Batenko became a member of the Lviv Oblast Council in 2006 as a member of Our Ukraine–People's Self-Defense Bloc, and was subsequently re-elected in 2010 as a member of Ukrainian People's Party. From 2009 to 2014, he was also director the important Druzhba pipeline.

== People's Deputy of Ukraine ==
Batenko first ran to be a People's Deputy of Ukraine in the 2012 Ukrainian parliamentary election, running in Ukraine's 123rd electoral district as an independent. Batenko was noted as a candidate by Ukrainska Pravda, but described as "not particularly noticeable." He ultimately failed to be elected, placing second behind Lidia Koteliak with 23.52% of the vote to Koteliak's 30.12%.

Batenko was a supporter of Euromaidan, saying, "Students today have become an expression of democratic attitudes and civic consciousness of the Ukrainian nation," and comparing it to the previous Revolution on Granite and Orange Revolution, as well as the Velvet Revolution in Czechoslovakia.

In the 2014 Ukrainian parliamentary election, Batenko again ran as a People's Deputy in 123rd electoral district, this time as a member of the Petro Poroshenko Bloc. This time he was successful, garnering 50.89% of the vote. Following his election, he became a member of the Verkhovna Rada Committee on the Fuel-Energy Complex, Nuclear Policy, and Nuclear Safety. Batenko defected from the Petro Poroshenko Bloc on 6 November 2015, and was elected as chairman of the political council of the UKROP party on 13 May 2016. In 2018, he was elected as head of the party.

In the 2019 Ukrainian parliamentary election, Batenko again ran as a People's Deputy, this time as an independent. He was once again successful, garnering 45.05% of the vote. In the Verkhovna Rada, he joined the For the Future faction, as well as the Committee of the Verkhovna Rada on issues of budget.

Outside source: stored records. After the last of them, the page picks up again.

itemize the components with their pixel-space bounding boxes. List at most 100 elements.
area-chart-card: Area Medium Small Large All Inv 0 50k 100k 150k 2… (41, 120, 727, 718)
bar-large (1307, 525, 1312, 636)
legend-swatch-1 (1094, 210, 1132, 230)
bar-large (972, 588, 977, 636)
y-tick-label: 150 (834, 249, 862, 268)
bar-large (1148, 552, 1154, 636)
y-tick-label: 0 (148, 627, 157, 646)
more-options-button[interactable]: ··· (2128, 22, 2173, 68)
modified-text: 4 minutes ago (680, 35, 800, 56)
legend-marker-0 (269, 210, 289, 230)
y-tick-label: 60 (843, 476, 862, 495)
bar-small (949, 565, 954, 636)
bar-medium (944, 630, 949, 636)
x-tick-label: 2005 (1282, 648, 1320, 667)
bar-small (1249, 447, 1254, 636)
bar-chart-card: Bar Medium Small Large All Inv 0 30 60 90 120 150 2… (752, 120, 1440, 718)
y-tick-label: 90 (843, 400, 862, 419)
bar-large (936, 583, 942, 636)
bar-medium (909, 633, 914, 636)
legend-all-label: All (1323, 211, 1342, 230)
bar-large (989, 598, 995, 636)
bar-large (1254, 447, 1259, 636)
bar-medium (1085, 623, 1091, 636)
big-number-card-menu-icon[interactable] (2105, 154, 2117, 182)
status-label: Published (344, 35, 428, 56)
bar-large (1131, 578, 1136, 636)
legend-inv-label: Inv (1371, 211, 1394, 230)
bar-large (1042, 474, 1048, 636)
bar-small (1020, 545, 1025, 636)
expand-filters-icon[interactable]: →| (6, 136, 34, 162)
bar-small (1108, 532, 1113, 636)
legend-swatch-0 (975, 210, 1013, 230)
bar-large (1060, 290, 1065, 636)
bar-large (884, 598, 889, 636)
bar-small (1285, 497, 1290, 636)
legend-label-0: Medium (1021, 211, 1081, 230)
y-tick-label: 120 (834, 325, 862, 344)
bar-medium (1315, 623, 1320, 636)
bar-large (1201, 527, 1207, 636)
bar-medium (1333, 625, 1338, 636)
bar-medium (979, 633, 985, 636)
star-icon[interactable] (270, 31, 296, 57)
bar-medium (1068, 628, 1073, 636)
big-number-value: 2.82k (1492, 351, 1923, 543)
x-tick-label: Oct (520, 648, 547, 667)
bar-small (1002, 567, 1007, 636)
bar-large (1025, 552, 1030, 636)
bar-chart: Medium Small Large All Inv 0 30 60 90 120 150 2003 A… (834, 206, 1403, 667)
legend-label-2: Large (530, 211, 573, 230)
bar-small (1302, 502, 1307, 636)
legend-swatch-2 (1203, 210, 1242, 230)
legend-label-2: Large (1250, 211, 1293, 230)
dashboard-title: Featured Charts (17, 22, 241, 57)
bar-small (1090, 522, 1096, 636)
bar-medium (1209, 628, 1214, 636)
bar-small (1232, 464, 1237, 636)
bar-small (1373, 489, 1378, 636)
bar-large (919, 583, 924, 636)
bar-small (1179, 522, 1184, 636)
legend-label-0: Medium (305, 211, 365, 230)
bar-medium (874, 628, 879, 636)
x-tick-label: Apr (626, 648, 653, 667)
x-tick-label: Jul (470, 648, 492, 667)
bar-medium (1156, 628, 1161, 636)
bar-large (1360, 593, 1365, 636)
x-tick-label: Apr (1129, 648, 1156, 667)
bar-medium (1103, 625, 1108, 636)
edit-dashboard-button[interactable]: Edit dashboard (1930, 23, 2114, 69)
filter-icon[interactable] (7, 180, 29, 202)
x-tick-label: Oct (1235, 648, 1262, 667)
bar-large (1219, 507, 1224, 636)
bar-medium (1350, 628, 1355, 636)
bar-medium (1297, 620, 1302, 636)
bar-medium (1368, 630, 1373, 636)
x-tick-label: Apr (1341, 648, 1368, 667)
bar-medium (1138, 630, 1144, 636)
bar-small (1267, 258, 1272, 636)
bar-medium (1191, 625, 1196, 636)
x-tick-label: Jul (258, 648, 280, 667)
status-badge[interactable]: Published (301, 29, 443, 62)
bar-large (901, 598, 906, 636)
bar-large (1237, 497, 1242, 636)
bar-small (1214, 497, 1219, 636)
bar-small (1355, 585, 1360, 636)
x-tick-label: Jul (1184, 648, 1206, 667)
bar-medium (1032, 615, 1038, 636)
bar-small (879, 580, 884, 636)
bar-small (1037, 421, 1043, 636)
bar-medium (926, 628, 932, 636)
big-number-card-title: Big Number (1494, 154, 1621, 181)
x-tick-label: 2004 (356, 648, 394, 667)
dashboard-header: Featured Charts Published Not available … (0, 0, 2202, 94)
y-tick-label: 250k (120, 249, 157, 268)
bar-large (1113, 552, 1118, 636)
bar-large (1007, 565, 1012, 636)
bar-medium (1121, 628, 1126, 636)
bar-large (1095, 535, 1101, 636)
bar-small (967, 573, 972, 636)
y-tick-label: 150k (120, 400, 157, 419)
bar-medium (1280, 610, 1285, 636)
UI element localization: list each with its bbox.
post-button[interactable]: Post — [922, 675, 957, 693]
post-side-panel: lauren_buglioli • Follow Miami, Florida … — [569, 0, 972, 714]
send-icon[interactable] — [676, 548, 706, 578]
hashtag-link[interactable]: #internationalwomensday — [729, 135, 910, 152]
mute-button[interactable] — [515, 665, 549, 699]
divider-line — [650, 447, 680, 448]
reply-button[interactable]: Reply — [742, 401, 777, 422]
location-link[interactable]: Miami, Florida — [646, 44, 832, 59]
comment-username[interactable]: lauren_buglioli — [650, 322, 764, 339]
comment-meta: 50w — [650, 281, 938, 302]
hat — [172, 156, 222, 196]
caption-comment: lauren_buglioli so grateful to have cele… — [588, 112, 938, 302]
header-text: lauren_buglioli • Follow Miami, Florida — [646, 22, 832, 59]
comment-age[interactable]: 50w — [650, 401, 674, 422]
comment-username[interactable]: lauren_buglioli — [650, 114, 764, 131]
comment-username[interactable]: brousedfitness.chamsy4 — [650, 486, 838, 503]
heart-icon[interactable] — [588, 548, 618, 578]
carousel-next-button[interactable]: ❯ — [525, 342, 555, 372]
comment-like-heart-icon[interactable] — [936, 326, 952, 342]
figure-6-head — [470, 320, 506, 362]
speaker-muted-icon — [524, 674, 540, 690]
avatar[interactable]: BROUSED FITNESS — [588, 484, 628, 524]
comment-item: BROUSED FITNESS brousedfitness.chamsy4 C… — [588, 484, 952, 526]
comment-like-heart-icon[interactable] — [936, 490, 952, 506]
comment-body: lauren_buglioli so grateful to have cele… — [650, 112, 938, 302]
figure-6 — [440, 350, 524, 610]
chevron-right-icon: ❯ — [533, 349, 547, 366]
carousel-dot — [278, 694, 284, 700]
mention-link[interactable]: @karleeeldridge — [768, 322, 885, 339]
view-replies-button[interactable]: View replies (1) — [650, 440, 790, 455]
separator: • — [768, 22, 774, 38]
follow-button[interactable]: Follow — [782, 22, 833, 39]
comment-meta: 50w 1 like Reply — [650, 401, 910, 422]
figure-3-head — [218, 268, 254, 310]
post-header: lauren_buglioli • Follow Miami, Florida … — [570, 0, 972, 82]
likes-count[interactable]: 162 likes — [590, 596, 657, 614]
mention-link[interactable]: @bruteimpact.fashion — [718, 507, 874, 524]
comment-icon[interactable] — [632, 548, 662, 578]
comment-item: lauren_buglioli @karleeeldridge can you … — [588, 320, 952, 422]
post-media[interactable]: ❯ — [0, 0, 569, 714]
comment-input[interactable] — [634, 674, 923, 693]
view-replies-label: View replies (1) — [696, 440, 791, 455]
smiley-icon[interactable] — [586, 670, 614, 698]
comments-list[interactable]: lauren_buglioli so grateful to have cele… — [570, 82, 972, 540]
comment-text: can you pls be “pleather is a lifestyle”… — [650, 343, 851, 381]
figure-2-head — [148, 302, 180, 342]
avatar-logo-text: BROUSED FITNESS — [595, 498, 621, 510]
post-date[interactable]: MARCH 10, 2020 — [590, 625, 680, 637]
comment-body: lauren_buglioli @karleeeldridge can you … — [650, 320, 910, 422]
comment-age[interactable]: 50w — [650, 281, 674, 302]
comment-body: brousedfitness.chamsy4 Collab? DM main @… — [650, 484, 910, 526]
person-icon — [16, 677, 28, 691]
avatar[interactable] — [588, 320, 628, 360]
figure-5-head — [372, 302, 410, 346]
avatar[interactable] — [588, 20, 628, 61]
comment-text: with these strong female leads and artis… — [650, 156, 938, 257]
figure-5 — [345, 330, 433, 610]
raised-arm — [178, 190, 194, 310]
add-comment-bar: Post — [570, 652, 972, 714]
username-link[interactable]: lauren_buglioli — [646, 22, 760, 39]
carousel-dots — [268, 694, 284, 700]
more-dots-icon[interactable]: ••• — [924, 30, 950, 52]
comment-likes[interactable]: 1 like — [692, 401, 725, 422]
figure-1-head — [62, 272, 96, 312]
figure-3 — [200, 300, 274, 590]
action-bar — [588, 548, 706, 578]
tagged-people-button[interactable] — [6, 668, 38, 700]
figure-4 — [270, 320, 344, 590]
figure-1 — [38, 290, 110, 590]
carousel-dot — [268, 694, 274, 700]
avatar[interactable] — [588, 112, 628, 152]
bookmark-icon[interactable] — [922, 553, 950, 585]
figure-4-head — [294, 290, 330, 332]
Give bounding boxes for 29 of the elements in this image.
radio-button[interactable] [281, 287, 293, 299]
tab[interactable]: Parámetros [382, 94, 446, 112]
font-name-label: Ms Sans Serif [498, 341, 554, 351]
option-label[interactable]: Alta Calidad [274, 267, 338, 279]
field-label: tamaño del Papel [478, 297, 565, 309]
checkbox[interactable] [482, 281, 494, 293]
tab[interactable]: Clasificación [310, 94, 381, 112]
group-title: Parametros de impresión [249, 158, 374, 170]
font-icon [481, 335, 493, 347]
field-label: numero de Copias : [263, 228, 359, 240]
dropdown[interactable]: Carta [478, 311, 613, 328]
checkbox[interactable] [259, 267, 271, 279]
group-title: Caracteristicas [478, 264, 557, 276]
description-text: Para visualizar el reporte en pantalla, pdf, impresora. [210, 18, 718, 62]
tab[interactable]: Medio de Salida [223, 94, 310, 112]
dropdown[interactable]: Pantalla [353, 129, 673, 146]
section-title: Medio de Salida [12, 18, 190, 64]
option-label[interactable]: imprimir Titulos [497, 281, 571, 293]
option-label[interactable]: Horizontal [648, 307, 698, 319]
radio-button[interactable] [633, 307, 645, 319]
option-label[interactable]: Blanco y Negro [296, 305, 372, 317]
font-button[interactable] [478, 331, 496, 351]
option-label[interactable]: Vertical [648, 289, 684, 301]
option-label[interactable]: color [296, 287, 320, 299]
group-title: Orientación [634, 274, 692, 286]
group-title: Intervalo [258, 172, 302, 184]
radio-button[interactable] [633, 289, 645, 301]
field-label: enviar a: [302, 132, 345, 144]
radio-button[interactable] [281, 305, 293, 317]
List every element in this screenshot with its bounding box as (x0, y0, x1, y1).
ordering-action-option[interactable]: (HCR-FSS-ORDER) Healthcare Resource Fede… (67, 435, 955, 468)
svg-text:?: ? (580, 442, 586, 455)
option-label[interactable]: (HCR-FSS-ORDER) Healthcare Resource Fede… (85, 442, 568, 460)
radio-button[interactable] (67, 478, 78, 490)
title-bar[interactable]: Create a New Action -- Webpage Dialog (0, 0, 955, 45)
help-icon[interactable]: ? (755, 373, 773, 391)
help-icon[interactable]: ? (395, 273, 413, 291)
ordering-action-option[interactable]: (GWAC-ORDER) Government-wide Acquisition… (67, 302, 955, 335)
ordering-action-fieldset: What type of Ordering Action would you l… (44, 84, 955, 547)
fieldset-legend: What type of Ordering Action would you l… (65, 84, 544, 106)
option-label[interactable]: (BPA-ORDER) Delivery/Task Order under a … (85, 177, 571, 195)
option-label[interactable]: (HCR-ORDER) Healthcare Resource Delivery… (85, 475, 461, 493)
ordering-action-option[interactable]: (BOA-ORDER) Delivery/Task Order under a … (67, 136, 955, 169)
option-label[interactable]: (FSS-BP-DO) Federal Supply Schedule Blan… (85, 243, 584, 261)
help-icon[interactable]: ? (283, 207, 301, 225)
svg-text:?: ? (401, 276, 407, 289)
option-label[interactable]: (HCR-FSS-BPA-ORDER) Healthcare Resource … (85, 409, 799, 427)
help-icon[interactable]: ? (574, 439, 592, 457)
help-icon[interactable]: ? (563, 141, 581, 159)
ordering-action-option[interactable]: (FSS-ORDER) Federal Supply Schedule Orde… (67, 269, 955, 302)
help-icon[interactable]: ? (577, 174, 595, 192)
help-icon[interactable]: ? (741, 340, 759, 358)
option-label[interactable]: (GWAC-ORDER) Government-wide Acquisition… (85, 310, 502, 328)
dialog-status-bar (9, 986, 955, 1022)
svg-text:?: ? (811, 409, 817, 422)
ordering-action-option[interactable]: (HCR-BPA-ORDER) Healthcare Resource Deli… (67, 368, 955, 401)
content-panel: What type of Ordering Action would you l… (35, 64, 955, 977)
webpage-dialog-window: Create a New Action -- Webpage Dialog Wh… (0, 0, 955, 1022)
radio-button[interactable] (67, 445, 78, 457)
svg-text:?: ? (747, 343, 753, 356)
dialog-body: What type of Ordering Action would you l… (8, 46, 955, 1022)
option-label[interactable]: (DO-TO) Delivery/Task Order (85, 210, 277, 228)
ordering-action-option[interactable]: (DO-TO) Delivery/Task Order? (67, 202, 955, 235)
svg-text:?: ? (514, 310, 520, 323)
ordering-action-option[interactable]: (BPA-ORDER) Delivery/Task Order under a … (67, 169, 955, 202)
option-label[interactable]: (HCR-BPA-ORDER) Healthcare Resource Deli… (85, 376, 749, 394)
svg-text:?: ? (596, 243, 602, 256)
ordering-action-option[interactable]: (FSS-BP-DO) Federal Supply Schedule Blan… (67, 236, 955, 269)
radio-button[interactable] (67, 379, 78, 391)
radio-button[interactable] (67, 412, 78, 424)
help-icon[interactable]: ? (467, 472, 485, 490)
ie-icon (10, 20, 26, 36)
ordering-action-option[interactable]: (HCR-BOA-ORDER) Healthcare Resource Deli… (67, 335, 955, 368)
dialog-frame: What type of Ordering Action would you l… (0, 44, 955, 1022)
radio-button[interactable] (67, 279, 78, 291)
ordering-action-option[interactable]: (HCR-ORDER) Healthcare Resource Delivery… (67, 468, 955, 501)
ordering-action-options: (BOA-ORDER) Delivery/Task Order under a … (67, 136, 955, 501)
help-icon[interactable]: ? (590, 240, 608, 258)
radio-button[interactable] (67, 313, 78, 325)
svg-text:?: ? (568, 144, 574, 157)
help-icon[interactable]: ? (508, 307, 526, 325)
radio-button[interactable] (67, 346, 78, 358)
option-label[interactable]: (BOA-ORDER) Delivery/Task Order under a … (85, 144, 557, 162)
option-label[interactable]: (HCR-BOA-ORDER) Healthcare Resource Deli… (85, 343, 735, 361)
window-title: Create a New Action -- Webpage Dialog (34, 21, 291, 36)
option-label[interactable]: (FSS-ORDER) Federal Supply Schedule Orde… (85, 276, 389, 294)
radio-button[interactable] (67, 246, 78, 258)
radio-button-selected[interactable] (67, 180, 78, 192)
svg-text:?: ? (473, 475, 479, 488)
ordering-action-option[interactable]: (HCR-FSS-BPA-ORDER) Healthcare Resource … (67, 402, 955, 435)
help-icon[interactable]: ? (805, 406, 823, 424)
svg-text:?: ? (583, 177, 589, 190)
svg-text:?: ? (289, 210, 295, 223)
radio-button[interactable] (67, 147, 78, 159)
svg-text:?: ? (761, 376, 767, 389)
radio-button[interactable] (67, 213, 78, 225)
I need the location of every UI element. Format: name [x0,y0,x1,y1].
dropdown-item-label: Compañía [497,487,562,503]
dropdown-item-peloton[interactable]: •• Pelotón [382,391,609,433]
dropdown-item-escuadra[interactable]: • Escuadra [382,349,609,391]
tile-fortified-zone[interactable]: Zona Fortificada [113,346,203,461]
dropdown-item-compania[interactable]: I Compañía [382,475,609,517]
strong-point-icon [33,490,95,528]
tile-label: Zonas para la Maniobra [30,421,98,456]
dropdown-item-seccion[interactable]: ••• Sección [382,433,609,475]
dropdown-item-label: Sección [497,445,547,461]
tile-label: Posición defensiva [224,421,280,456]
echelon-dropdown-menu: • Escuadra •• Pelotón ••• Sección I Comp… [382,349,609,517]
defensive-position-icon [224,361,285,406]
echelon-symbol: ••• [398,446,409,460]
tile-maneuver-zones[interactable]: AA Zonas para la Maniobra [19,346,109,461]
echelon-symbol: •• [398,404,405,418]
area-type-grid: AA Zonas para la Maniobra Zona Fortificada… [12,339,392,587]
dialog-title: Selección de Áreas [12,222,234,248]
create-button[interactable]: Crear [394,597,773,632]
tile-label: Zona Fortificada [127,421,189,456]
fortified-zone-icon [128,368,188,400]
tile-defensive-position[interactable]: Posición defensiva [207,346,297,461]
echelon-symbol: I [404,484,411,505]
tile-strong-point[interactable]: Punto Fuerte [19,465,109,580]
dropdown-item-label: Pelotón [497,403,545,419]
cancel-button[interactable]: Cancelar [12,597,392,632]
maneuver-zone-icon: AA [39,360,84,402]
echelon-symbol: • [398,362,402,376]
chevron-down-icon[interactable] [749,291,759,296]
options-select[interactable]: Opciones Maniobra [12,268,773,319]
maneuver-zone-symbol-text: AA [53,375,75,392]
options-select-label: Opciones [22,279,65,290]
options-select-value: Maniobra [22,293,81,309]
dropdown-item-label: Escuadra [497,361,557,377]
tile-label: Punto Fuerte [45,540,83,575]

In August 2020, Batenko, alongside 46 other People's Deputies, submitted a petition to the Constitutional Court of Ukraine against a number of anti-corruption laws and parts of the criminal code, claiming the laws violated their constitutional rights. Batenko and the other People's Deputies were ultimately successful as the Constitutional Court blocked a system of electronic declarations from being enacted.

== Historical research ==
In addition to his political activities, Batenko is an active historian, having authored around 300 publications. His writings most often involve Ukrainian nationalism in the 19th and 20th centuries, Galicia, religion, and the imprisonment of Mykhailo Horyn, Bohdan Horyn, and Ivan Gel. He has also achieved notoriety for his studies of political figures throughout Ukraine and the Commonwealth of Independent States, including his sharply-critical biographies of Russian President Vladimir Putin.